A variety of clear plastic tube habitats are offered with the toys, ranging from a simple vertical tube for climbing, through to multi-bot habitats in clear plastic, with horizontal arenas linked by curved climbing tubes. Additional construction set tube parts are also available, including twisted tubes, funnels, and black holes.

===Aquabot===
A line of miniature robotic fish was released in 2013. Their built-in sensors detect liquid, which activates the caudal fin for propulsion through the water. Available as a fish, jellyfish, wahoo, and seahorse.

===VEX Robotics===
A line of construction sets for building robots, VEX Robotics kits allow a player to build their own contraptions as well as up-scaled versions of Hexbug products. It is named after the VEX Robotics learning platform developed by Innovation First, which was prominently utilized for STEM education.

=== Robotic Soccer ===
These car-like robots play soccer.

==== BattleBots ====
A Line of Robots to imitate the show BattleBots. There have been many lines of Rivals sets over the years, the Build-Your-Own-Bot, and multiple variations of the battlebox. It allows the people who are playing with them to use a pair of infrared controllers with horizontal and vertical movement, as well as a top feet which allows the person to activate their weapon. The goal is to knock off all of your opponents' removable plates to simulate damage.

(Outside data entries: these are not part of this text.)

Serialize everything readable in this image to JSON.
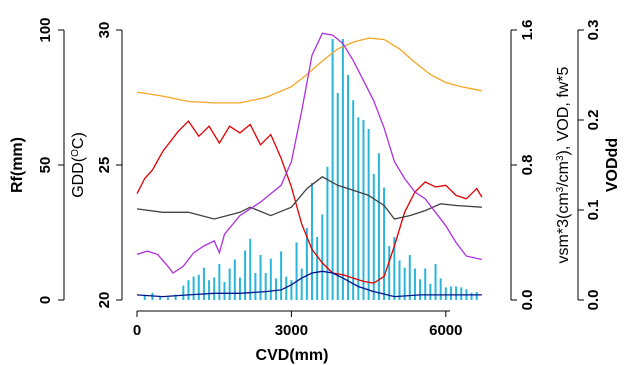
{
  "chart_data": {
    "type": "line",
    "xlabel": "CVD(mm)",
    "xlim": [
      0,
      6800
    ],
    "xticks": [
      0,
      3000,
      6000
    ],
    "axes": {
      "rf": {
        "label": "Rf(mm)",
        "range": [
          0,
          100
        ],
        "ticks": [
          0,
          50,
          100
        ],
        "tick_labels": [
          "0",
          "50",
          "100"
        ]
      },
      "gdd": {
        "label": "GDD(°C)",
        "label_base": "GDD(",
        "label_sup": "O",
        "label_unit": "C)",
        "range": [
          20,
          30
        ],
        "ticks": [
          20,
          25,
          30
        ],
        "tick_labels": [
          "20",
          "25",
          "30"
        ]
      },
      "vsm": {
        "label": "vsm*3(cm³/cm³), VOD, fw*5",
        "label_part1": "vsm*3(cm",
        "label_sup1": "3",
        "label_part2": "/cm",
        "label_sup2": "3",
        "label_part3": "), VOD, fw*5",
        "range": [
          0,
          1.6
        ],
        "ticks": [
          0,
          0.8,
          1.6
        ],
        "tick_labels": [
          "0.0",
          "0.8",
          "1.6"
        ]
      },
      "voddd": {
        "label": "VODdd",
        "range": [
          0,
          0.3
        ],
        "ticks": [
          0,
          0.1,
          0.2,
          0.3
        ],
        "tick_labels": [
          "0.0",
          "0.1",
          "0.2",
          "0.3"
        ]
      }
    },
    "series": [
      {
        "axis": "gdd",
        "color": "#f5a623",
        "x": [
          0,
          500,
          1000,
          1500,
          2000,
          2500,
          3000,
          3300,
          3600,
          3900,
          4200,
          4500,
          4800,
          5100,
          5400,
          5700,
          6000,
          6300,
          6700
        ],
        "y": [
          27.7,
          27.55,
          27.35,
          27.3,
          27.3,
          27.5,
          27.9,
          28.35,
          28.85,
          29.3,
          29.55,
          29.7,
          29.65,
          29.3,
          28.8,
          28.35,
          28.05,
          27.9,
          27.75
        ]
      },
      {
        "axis": "vsm",
        "color": "#e00000",
        "x": [
          0,
          150,
          300,
          500,
          800,
          1000,
          1200,
          1400,
          1600,
          1800,
          2000,
          2200,
          2400,
          2600,
          2800,
          3000,
          3200,
          3400,
          3600,
          3800,
          4000,
          4200,
          4400,
          4600,
          4800,
          5000,
          5200,
          5400,
          5600,
          5800,
          6000,
          6200,
          6400,
          6600,
          6700
        ],
        "y": [
          0.63,
          0.72,
          0.77,
          0.88,
          1.0,
          1.06,
          0.97,
          1.03,
          0.93,
          1.03,
          0.99,
          1.04,
          0.92,
          0.98,
          0.84,
          0.67,
          0.45,
          0.3,
          0.22,
          0.16,
          0.15,
          0.13,
          0.11,
          0.1,
          0.14,
          0.32,
          0.52,
          0.64,
          0.7,
          0.67,
          0.68,
          0.62,
          0.6,
          0.66,
          0.61
        ]
      },
      {
        "axis": "vsm",
        "color": "#404040",
        "x": [
          0,
          500,
          1000,
          1500,
          2000,
          2200,
          2600,
          3000,
          3300,
          3600,
          3900,
          4200,
          4500,
          4800,
          5000,
          5300,
          5600,
          5900,
          6200,
          6700
        ],
        "y": [
          0.54,
          0.52,
          0.52,
          0.48,
          0.52,
          0.55,
          0.5,
          0.55,
          0.66,
          0.73,
          0.68,
          0.65,
          0.62,
          0.56,
          0.48,
          0.5,
          0.53,
          0.57,
          0.56,
          0.55
        ]
      },
      {
        "axis": "vsm",
        "color": "#b030e0",
        "x": [
          0,
          200,
          400,
          600,
          700,
          900,
          1100,
          1300,
          1500,
          1600,
          1700,
          2000,
          2400,
          2800,
          3000,
          3200,
          3400,
          3600,
          3800,
          4000,
          4200,
          4400,
          4600,
          4800,
          5000,
          5200,
          5400,
          5600,
          5800,
          6000,
          6200,
          6400,
          6700
        ],
        "y": [
          0.27,
          0.29,
          0.27,
          0.2,
          0.16,
          0.2,
          0.28,
          0.32,
          0.35,
          0.28,
          0.39,
          0.5,
          0.58,
          0.68,
          0.82,
          1.12,
          1.45,
          1.58,
          1.57,
          1.52,
          1.42,
          1.3,
          1.18,
          1.02,
          0.82,
          0.72,
          0.64,
          0.6,
          0.52,
          0.44,
          0.34,
          0.26,
          0.24
        ]
      },
      {
        "axis": "vsm",
        "color": "#00158a",
        "x": [
          0,
          500,
          1000,
          1500,
          2000,
          2500,
          2800,
          3000,
          3200,
          3400,
          3600,
          3800,
          4000,
          4300,
          4600,
          5000,
          5500,
          6000,
          6700
        ],
        "y": [
          0.03,
          0.02,
          0.03,
          0.04,
          0.04,
          0.05,
          0.06,
          0.09,
          0.13,
          0.16,
          0.17,
          0.16,
          0.13,
          0.08,
          0.05,
          0.02,
          0.03,
          0.03,
          0.03
        ]
      }
    ],
    "bars": {
      "axis": "voddd",
      "color": "#29b6d9",
      "x": [
        150,
        300,
        450,
        600,
        750,
        900,
        1000,
        1100,
        1200,
        1300,
        1400,
        1500,
        1600,
        1700,
        1800,
        1900,
        2000,
        2100,
        2200,
        2300,
        2400,
        2500,
        2600,
        2700,
        2800,
        2900,
        3000,
        3100,
        3200,
        3300,
        3400,
        3500,
        3600,
        3700,
        3800,
        3900,
        4000,
        4100,
        4200,
        4300,
        4400,
        4500,
        4600,
        4700,
        4800,
        4900,
        5000,
        5100,
        5200,
        5300,
        5400,
        5500,
        5600,
        5700,
        5800,
        5900,
        6000,
        6100,
        6200,
        6300,
        6400,
        6500,
        6600
      ],
      "y": [
        0.005,
        0.008,
        0.004,
        0.003,
        0.006,
        0.016,
        0.022,
        0.026,
        0.028,
        0.036,
        0.022,
        0.025,
        0.04,
        0.02,
        0.035,
        0.045,
        0.025,
        0.055,
        0.068,
        0.03,
        0.05,
        0.03,
        0.046,
        0.024,
        0.054,
        0.026,
        0.022,
        0.064,
        0.035,
        0.08,
        0.13,
        0.07,
        0.095,
        0.148,
        0.29,
        0.23,
        0.29,
        0.25,
        0.222,
        0.203,
        0.2,
        0.19,
        0.14,
        0.163,
        0.125,
        0.06,
        0.07,
        0.044,
        0.036,
        0.05,
        0.035,
        0.023,
        0.035,
        0.018,
        0.04,
        0.024,
        0.014,
        0.015,
        0.015,
        0.014,
        0.012,
        0.008,
        0.009
      ]
    }
  }
}
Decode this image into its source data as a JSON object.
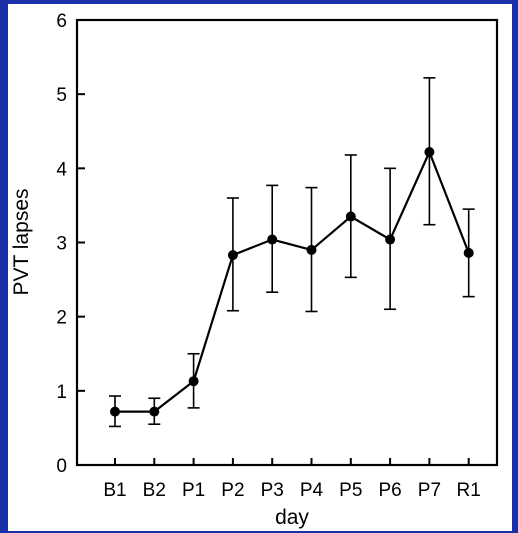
{
  "colors": {
    "frame": "#1a2fa8",
    "panel": "#ffffff",
    "ink": "#000000"
  },
  "chart_data": {
    "type": "line",
    "title": "",
    "xlabel": "day",
    "ylabel": "PVT lapses",
    "ylim": [
      0,
      6
    ],
    "yticks": [
      "0",
      "1",
      "2",
      "3",
      "4",
      "5",
      "6"
    ],
    "categories": [
      "B1",
      "B2",
      "P1",
      "P2",
      "P3",
      "P4",
      "P5",
      "P6",
      "P7",
      "R1"
    ],
    "series": [
      {
        "values": [
          0.72,
          0.72,
          1.13,
          2.83,
          3.04,
          2.9,
          3.35,
          3.04,
          4.22,
          2.86
        ],
        "error_low": [
          0.52,
          0.55,
          0.77,
          2.08,
          2.33,
          2.07,
          2.53,
          2.1,
          3.24,
          2.27
        ],
        "error_high": [
          0.93,
          0.9,
          1.5,
          3.6,
          3.77,
          3.74,
          4.18,
          4.0,
          5.22,
          3.45
        ]
      }
    ],
    "grid": false,
    "legend": "none"
  }
}
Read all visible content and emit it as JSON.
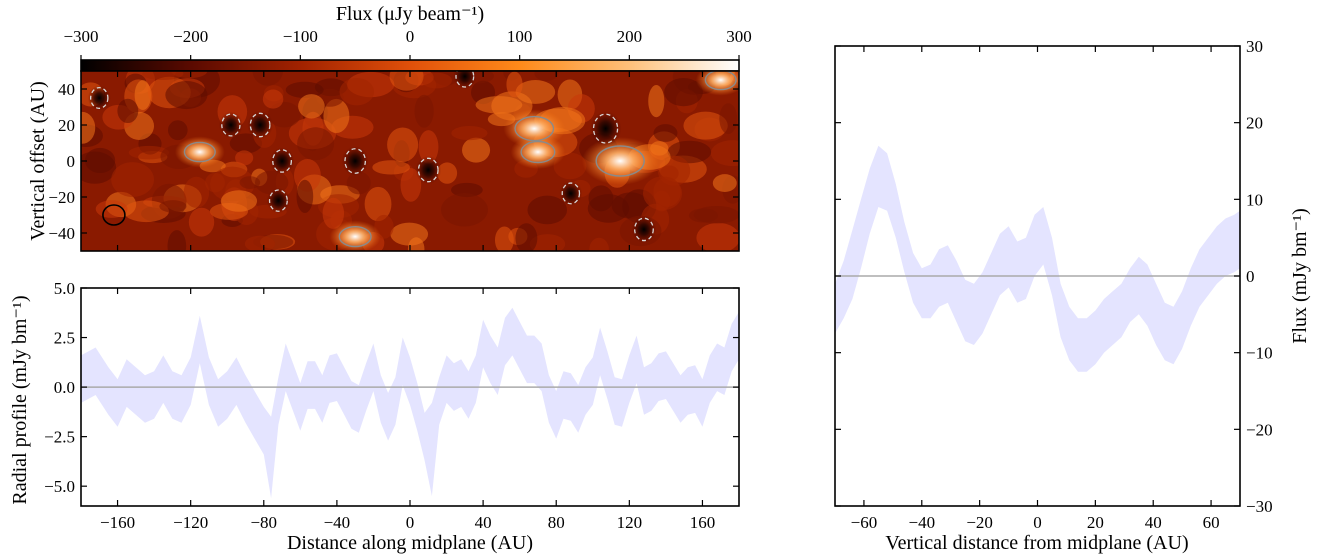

===Discontinued versions===

====Crab====
The Crab was the second HEXBUG mechanical bug. It only moved sideways and reacted to obstacles, light, and sound by reversing direction. It was withdrawn in September 2014, most likely due to a common defect with its back legs. The Crab came in five separate colors: Green, Red, Black, Indigo, and Turquoise. This model debuted in Fall 2008.

====Larva====
The Larva was a worm-like robot with an infrared eye which avoided objects in its path. Its battery use, however, was very strong. It was withdrawn in February 2015.

HexBugs work by vibrating, which causes them to move sporadically and unpredictably, similar to the insects after which they were modelled.